For once, Hugh Trevor-Roper had other things on his mind apart from the Hitler diaries. Friday 29 April was an important occasion in the life of Peterhouse – the day of the annual college Feast, an ancient ritual of good food and fine wine. The guest of honour was the Lord Chancellor, Lord Hailsham, who arrived in mid-afternoon to take tea with Trevor-Roper and his wife in the Master’s Lodge.

It was now four days since the historian had given orders to have all telephone calls to the Lodge stopped at the porter’s switchboard. It was inconvenient, particularly with a member of the Cabinet in the house. In some trepidation, Trevor-Roper decided to rescind the instruction. The telephone rang almost immediately. ‘I’ll answer it,’ said Hailsham.

It was the Observer .

‘I’m afraid Lord Dacre is not at home at present,’ said the seventy-five-year-old Lord Chancellor. ‘May I take a message? I’m his butler.’

It was an amusing end to what was otherwise one of the more unpleasant weeks of Trevor-Roper’s career.

TWENTY-EIGHT

AS THE CRISIS over the Hitler diaries worsened, Rupert Murdoch flew back from New York to London. The Sunday Times ’s reputation was clearly in jeopardy, but Magnus Linklater was struck by Murdoch’s apparent lack of concern. He seemed almost bored by the diaries: they were yesterday’s deal; his restless mind had already moved on to other matters. In commercial terms, the question of whether or not the diaries were genuine was of only minor importance. In the past week, sales of the Sunday Times had increased by 60,000 copies. As long as the controversy continued, circulation was likely to remain buoyant. Besides, under the terms of News International’s agreement with Gruner and Jahr, his money would be refunded if the diaries proved to be fakes.

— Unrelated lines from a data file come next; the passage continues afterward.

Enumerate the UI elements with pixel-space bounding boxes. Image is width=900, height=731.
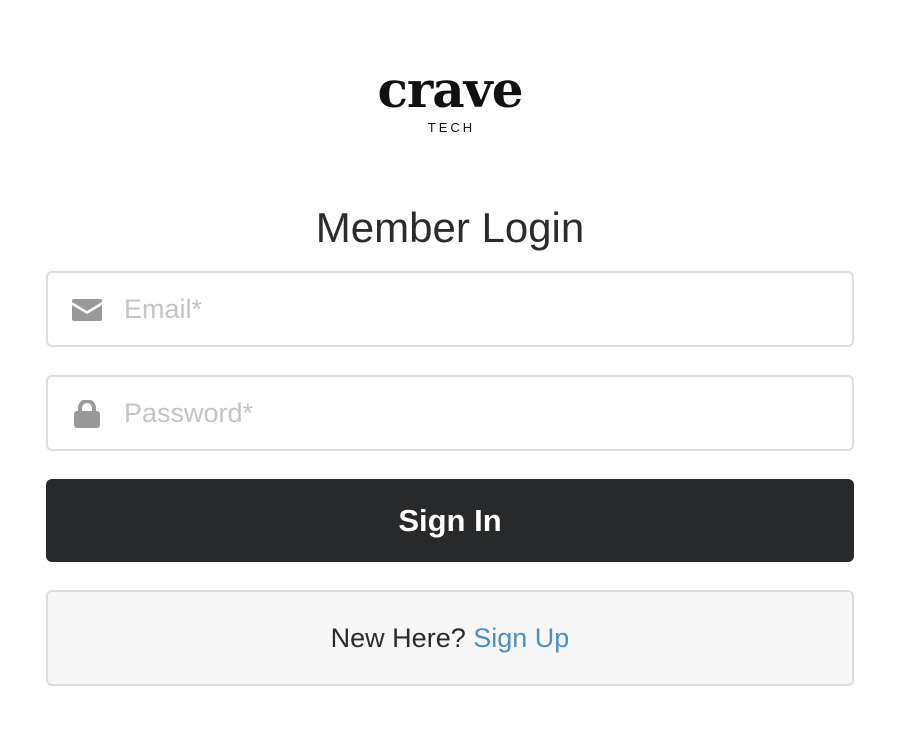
envelope-icon — [72, 295, 102, 325]
logo-subtitle: TECH — [427, 120, 476, 135]
signup-prompt-box: New Here? Sign Up — [46, 590, 854, 686]
brand-logo: crave TECH — [0, 60, 900, 136]
page-title: Member Login — [315, 204, 585, 251]
logo-wordmark: crave — [377, 60, 523, 119]
email-field[interactable] — [46, 271, 854, 347]
signup-prompt-text: New Here? — [330, 623, 466, 653]
sign-up-link[interactable]: Sign Up — [473, 623, 569, 653]
email-input[interactable] — [124, 273, 824, 345]
sign-in-button[interactable]: Sign In — [46, 479, 854, 562]
lock-icon — [72, 399, 102, 429]
password-field[interactable] — [46, 375, 854, 451]
password-input[interactable] — [124, 377, 824, 449]
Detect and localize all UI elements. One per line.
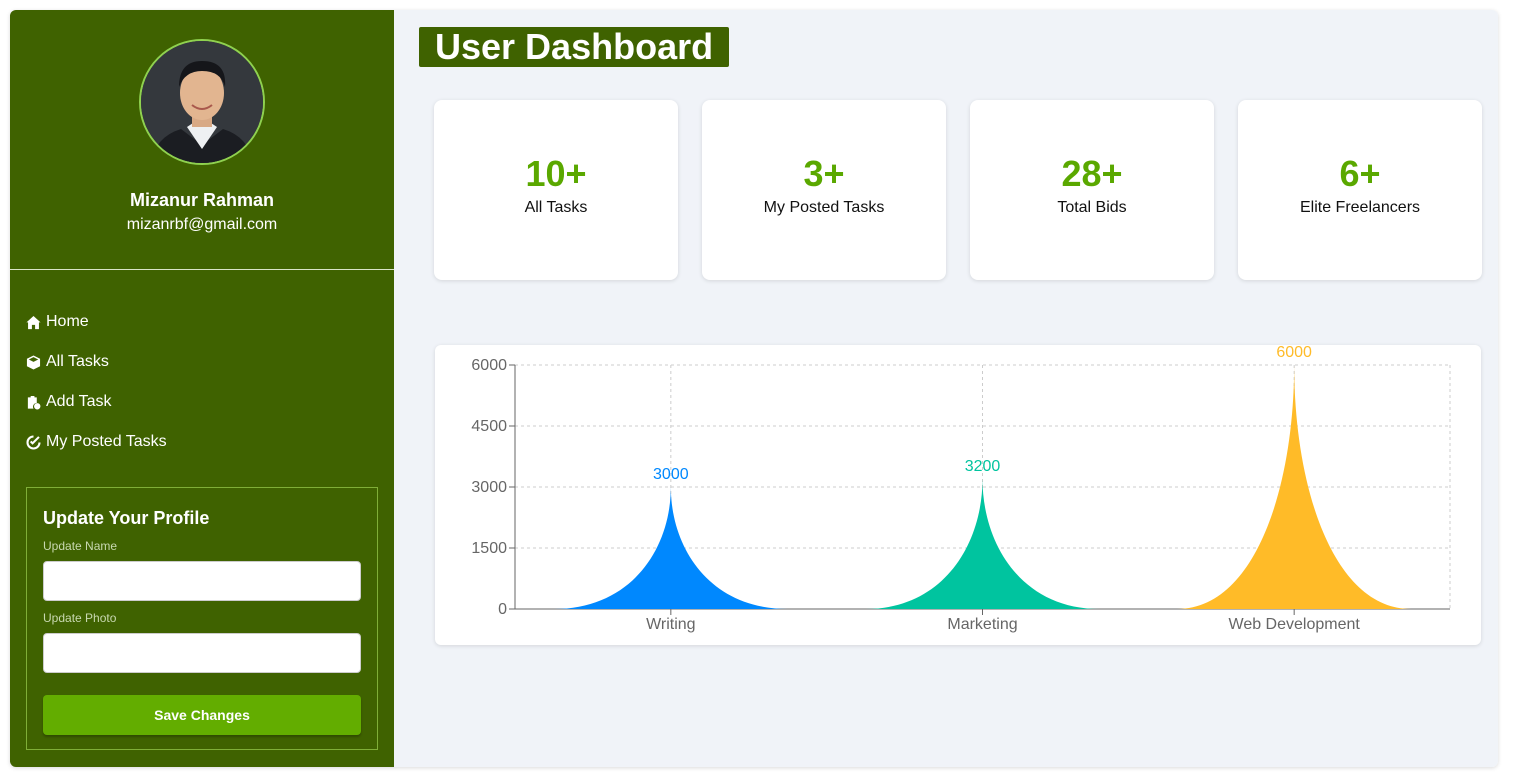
photo-input[interactable] <box>43 633 361 673</box>
sidebar-item-label: Home <box>46 313 89 330</box>
x-tick-label: Web Development <box>1229 616 1361 633</box>
y-tick-label: 4500 <box>471 418 507 435</box>
main-content: User Dashboard 10+ All Tasks 3+ My Poste… <box>394 10 1498 767</box>
app-frame: Mizanur Rahman mizanrbf@gmail.com Home A… <box>10 10 1498 767</box>
sidebar-divider <box>10 269 394 270</box>
page-title: User Dashboard <box>419 27 730 67</box>
stat-value: 10+ <box>525 153 587 194</box>
sidebar-item-home[interactable]: Home <box>26 302 167 342</box>
stat-card-all-tasks: 10+ All Tasks <box>434 100 678 280</box>
y-tick-label: 0 <box>498 601 507 618</box>
sidebar-item-label: All Tasks <box>46 353 109 370</box>
sidebar-item-label: Add Task <box>46 393 112 410</box>
name-field-label: Update Name <box>43 539 118 553</box>
save-changes-button[interactable]: Save Changes <box>43 695 361 735</box>
bar-chart-card: 0 1500 3000 4500 6000 3000 Writing 3200 Marketin… <box>435 344 1481 645</box>
form-title: Update Your Profile <box>43 508 210 528</box>
y-tick-label: 6000 <box>471 357 507 374</box>
sidebar-item-my-posted-tasks[interactable]: My Posted Tasks <box>26 422 167 462</box>
y-tick-label: 3000 <box>471 479 507 496</box>
sidebar-nav: Home All Tasks Add Task My Posted Tasks <box>26 302 167 462</box>
data-label: 3000 <box>653 466 689 483</box>
stat-card-my-posted-tasks: 3+ My Posted Tasks <box>702 100 946 280</box>
avatar-image <box>141 41 263 163</box>
stat-card-elite-freelancers: 6+ Elite Freelancers <box>1238 100 1482 280</box>
avatar <box>139 39 265 165</box>
user-name: Mizanur Rahman <box>129 190 275 210</box>
sidebar: Mizanur Rahman mizanrbf@gmail.com Home A… <box>10 10 394 767</box>
y-tick-label: 1500 <box>471 540 507 557</box>
stat-label: All Tasks <box>524 199 588 216</box>
name-input[interactable] <box>43 561 361 601</box>
x-tick-label: Marketing <box>947 616 1017 633</box>
stat-label: My Posted Tasks <box>763 199 885 216</box>
data-label: 3200 <box>965 458 1001 475</box>
stat-label: Total Bids <box>1057 199 1127 216</box>
stat-value: 3+ <box>803 153 845 194</box>
photo-field-label: Update Photo <box>43 611 117 625</box>
cube-icon <box>26 354 41 370</box>
stat-label: Elite Freelancers <box>1299 199 1421 216</box>
stat-card-total-bids: 28+ Total Bids <box>970 100 1214 280</box>
data-label: 6000 <box>1276 345 1312 361</box>
bar-marketing <box>865 478 1100 609</box>
sidebar-item-label: My Posted Tasks <box>46 433 167 450</box>
update-profile-form: Update Your Profile Update Name Update P… <box>26 487 378 750</box>
stat-value: 28+ <box>1061 153 1123 194</box>
home-icon <box>26 315 41 329</box>
x-tick-label: Writing <box>646 616 696 633</box>
check-circle-icon <box>26 434 41 450</box>
user-email: mizanrbf@gmail.com <box>126 216 278 233</box>
sidebar-item-add-task[interactable]: Add Task <box>26 382 167 422</box>
clipboard-plus-icon <box>27 395 41 409</box>
stat-value: 6+ <box>1339 153 1381 194</box>
bar-chart: 0 1500 3000 4500 6000 3000 Writing 3200 Marketin… <box>471 344 1451 633</box>
sidebar-item-all-tasks[interactable]: All Tasks <box>26 342 167 382</box>
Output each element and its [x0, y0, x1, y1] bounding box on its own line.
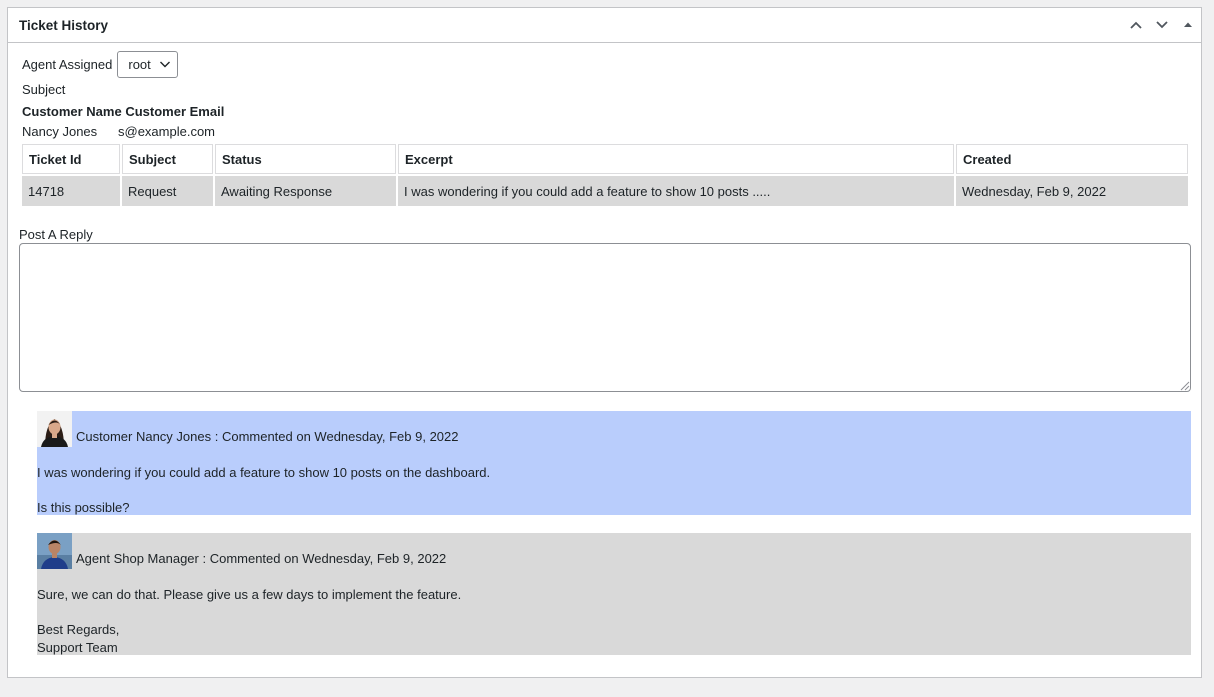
customer-info-values: Nancy Jones s@example.com: [22, 124, 215, 139]
reply-textarea[interactable]: [19, 243, 1191, 392]
chevron-down-icon: [160, 61, 171, 68]
cell-created: Wednesday, Feb 9, 2022: [956, 176, 1188, 206]
chevron-down-icon: [1156, 21, 1168, 29]
comment-customer: Customer Nancy Jones : Commented on Wedn…: [37, 411, 1191, 515]
column-header-status: Status: [215, 144, 396, 174]
move-down-button[interactable]: [1149, 8, 1175, 43]
comment-text: Support Team: [37, 640, 118, 655]
resize-handle-icon[interactable]: [1178, 379, 1190, 391]
cell-ticket-id: 14718: [22, 176, 120, 206]
column-header-subject: Subject: [122, 144, 213, 174]
ticket-table: Ticket Id Subject Status Excerpt Created…: [20, 142, 1190, 208]
comment-header: Agent Shop Manager : Commented on Wednes…: [37, 533, 1191, 569]
ticket-history-panel: Ticket History Agent Assigned root Subje…: [7, 7, 1202, 678]
panel-title: Ticket History: [19, 17, 109, 33]
customer-name: Nancy Jones: [22, 124, 98, 139]
customer-email-header: Customer Email: [125, 104, 225, 119]
post-reply-label: Post A Reply: [19, 227, 93, 242]
panel-controls: [1123, 8, 1201, 43]
cell-status: Awaiting Response: [215, 176, 396, 206]
move-up-button[interactable]: [1123, 8, 1149, 43]
comment-body: I was wondering if you could add a featu…: [37, 447, 1191, 517]
comment-text: Is this possible?: [37, 500, 130, 515]
customer-name-header: Customer Name: [22, 104, 122, 119]
panel-header: Ticket History: [8, 8, 1201, 43]
comment-text: Sure, we can do that. Please give us a f…: [37, 587, 462, 602]
agent-select-value: root: [128, 57, 151, 72]
table-header-row: Ticket Id Subject Status Excerpt Created: [22, 144, 1188, 174]
table-row[interactable]: 14718 Request Awaiting Response I was wo…: [22, 176, 1188, 206]
agent-avatar: [37, 533, 72, 569]
customer-avatar: [37, 411, 72, 447]
comment-agent: Agent Shop Manager : Commented on Wednes…: [37, 533, 1191, 655]
cell-subject: Request: [122, 176, 213, 206]
comment-text: I was wondering if you could add a featu…: [37, 465, 491, 480]
agent-assigned-row: Agent Assigned root: [22, 51, 179, 78]
column-header-excerpt: Excerpt: [398, 144, 954, 174]
cell-excerpt: I was wondering if you could add a featu…: [398, 176, 954, 206]
comment-meta: Agent Shop Manager : Commented on Wednes…: [76, 551, 447, 566]
chevron-up-icon: [1130, 21, 1142, 29]
agent-assigned-label: Agent Assigned: [22, 57, 113, 72]
customer-info-header: Customer Name Customer Email: [22, 104, 224, 119]
column-header-created: Created: [956, 144, 1188, 174]
subject-label: Subject: [22, 82, 66, 97]
comment-body: Sure, we can do that. Please give us a f…: [37, 569, 1191, 657]
comment-header: Customer Nancy Jones : Commented on Wedn…: [37, 411, 1191, 447]
agent-select[interactable]: root: [117, 51, 179, 78]
column-header-ticket-id: Ticket Id: [22, 144, 120, 174]
collapse-panel-button[interactable]: [1175, 8, 1201, 43]
comment-text: Best Regards,: [37, 622, 120, 637]
triangle-up-icon: [1184, 22, 1192, 27]
comment-meta: Customer Nancy Jones : Commented on Wedn…: [76, 429, 459, 444]
customer-email: s@example.com: [118, 124, 216, 139]
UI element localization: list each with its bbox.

Whatever the final verdict on authenticity, Murdoch would not suffer. At a meeting with the journalists involved in the project he readily agreed that if the situation worsened, he would suspend publication. They wanted to know how much worse things had to get. Murdoch said he would pull out of the deal only if there was a 55 per cent chance that the diaries were forged – in other words, the onus was on the sceptics to substantiate their doubts, not on Stern to justify its faith. This irresponsible formula was, none the less, regarded at the time as a major concession on Murdoch’s part.